Tiny, the celebrated 5,000-pound rhinoceros at Omaha's Henry Doorly Zoo, died Feb. 24, 1975 — three days after undergoing major surgery at Iowa State University's College of Veterinary Medicine.
Dr. R.L. Lundvall, professor and head of Equine Medicine and Surgery at ISU, had given Tiny a 50-50 chance of living after the operation — the first time major surgery had been performed on an Indian rhinoceros. Lundvall, along with three other veterinarians, including the Henry Doorly Zoo's director at the time, Dr. Lee Simmons, performed the three-hour surgery to clear the blockage
An autopsy later revealed that the intestinal obstruction which had plagued the animal for weeks was larger than they had believed.

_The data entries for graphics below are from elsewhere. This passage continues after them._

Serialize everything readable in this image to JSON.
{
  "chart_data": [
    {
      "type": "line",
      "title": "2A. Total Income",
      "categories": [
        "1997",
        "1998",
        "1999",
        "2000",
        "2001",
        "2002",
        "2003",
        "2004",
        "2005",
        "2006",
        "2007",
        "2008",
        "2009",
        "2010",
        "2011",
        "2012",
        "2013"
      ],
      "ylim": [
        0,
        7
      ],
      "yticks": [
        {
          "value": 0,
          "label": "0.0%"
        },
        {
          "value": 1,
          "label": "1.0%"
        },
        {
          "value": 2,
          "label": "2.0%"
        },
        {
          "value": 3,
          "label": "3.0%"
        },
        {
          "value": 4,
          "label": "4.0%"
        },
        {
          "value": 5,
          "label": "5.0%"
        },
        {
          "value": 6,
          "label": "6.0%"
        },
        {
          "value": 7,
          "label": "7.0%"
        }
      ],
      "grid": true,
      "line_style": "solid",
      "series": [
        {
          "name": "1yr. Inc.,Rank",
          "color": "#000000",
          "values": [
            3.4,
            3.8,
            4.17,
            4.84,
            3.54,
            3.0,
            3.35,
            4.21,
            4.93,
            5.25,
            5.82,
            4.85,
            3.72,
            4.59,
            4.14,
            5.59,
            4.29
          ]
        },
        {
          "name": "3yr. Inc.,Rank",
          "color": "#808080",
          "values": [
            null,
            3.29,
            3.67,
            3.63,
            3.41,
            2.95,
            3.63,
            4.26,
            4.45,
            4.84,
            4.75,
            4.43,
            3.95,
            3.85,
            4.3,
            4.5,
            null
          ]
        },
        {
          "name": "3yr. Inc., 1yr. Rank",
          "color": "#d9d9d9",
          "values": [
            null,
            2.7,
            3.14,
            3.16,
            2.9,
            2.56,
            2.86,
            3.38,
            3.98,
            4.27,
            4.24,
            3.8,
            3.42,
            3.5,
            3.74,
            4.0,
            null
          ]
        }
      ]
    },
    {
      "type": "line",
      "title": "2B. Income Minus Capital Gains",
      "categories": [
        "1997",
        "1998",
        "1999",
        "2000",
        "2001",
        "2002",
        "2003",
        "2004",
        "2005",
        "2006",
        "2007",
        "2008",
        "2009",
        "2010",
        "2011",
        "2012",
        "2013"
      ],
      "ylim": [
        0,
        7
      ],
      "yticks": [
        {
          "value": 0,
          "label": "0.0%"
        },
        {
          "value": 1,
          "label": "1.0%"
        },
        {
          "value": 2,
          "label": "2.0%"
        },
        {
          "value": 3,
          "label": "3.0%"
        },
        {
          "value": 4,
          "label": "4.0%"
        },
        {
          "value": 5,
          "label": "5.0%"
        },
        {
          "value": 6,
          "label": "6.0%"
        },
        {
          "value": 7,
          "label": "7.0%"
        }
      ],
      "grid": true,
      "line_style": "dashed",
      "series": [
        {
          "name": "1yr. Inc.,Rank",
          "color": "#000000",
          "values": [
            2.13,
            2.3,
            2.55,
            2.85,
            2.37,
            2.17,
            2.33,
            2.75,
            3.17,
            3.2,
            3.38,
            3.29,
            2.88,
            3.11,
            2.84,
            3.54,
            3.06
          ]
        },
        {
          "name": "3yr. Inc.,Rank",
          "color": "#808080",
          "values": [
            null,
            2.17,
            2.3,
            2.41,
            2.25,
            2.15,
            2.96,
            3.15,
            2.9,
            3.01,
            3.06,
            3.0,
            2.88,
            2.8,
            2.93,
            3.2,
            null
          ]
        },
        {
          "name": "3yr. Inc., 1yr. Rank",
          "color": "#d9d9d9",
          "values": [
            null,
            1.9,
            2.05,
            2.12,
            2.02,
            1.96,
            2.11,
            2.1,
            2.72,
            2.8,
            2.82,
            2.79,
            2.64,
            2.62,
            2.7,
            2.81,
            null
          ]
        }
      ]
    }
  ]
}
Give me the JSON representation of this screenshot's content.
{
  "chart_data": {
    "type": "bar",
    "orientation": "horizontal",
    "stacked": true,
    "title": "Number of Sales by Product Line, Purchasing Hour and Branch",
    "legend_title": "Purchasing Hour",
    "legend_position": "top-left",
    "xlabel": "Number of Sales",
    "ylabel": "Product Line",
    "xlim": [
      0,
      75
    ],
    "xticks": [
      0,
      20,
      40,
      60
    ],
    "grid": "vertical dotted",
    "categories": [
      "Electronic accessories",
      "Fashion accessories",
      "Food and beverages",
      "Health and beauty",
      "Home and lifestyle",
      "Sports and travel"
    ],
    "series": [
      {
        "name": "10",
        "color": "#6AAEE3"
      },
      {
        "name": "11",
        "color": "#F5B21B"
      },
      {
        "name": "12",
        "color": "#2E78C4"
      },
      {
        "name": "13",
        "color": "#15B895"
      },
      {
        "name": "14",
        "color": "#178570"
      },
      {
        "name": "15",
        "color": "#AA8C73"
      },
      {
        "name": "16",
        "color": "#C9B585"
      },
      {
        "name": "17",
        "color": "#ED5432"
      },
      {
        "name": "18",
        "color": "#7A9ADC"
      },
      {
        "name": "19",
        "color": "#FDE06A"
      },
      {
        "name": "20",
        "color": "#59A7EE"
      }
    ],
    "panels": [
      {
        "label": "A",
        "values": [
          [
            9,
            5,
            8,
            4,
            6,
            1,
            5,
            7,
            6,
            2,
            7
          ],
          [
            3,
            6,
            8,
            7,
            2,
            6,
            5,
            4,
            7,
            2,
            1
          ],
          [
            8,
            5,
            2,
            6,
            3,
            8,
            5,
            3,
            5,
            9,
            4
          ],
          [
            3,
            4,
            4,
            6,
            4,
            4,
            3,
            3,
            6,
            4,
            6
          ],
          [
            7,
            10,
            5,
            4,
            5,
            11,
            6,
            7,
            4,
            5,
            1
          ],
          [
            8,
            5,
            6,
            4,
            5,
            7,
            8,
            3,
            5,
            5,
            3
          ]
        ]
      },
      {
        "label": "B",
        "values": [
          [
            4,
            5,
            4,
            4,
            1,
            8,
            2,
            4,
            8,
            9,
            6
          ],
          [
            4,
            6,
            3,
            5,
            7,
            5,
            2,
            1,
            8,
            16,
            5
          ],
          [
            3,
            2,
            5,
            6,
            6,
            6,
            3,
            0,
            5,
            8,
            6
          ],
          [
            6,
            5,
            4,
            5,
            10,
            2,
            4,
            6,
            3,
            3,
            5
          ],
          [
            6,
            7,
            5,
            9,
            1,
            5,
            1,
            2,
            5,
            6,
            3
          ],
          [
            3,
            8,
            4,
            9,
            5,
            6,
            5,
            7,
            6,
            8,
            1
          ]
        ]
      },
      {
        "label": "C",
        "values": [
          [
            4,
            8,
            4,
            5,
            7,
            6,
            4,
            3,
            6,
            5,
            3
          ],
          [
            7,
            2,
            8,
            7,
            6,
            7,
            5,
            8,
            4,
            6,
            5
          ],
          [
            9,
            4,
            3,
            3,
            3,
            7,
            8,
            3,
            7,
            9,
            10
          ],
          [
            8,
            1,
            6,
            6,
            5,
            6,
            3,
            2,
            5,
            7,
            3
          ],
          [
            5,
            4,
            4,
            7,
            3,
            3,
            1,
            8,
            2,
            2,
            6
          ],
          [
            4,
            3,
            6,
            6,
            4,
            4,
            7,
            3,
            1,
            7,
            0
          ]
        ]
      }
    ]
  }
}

“There is no way we could have gotten to this surgically,” Simmons said after receiving the autopsy results. “It was totally inoperable.”
Simmons said the animal had lost about 700 pounds during the three weeks before the surgery because of the obstruction. Zoo personnel had to feed Tiny intravenously after he quit eating, which led to constipation.
After the operation, Simmons said initially that Tiny's prognosis was better and that all of his vital signs were good.
The 14-year-old rhino, who was already blind and dehorned, had previously been valued at $25,000 Simmons said.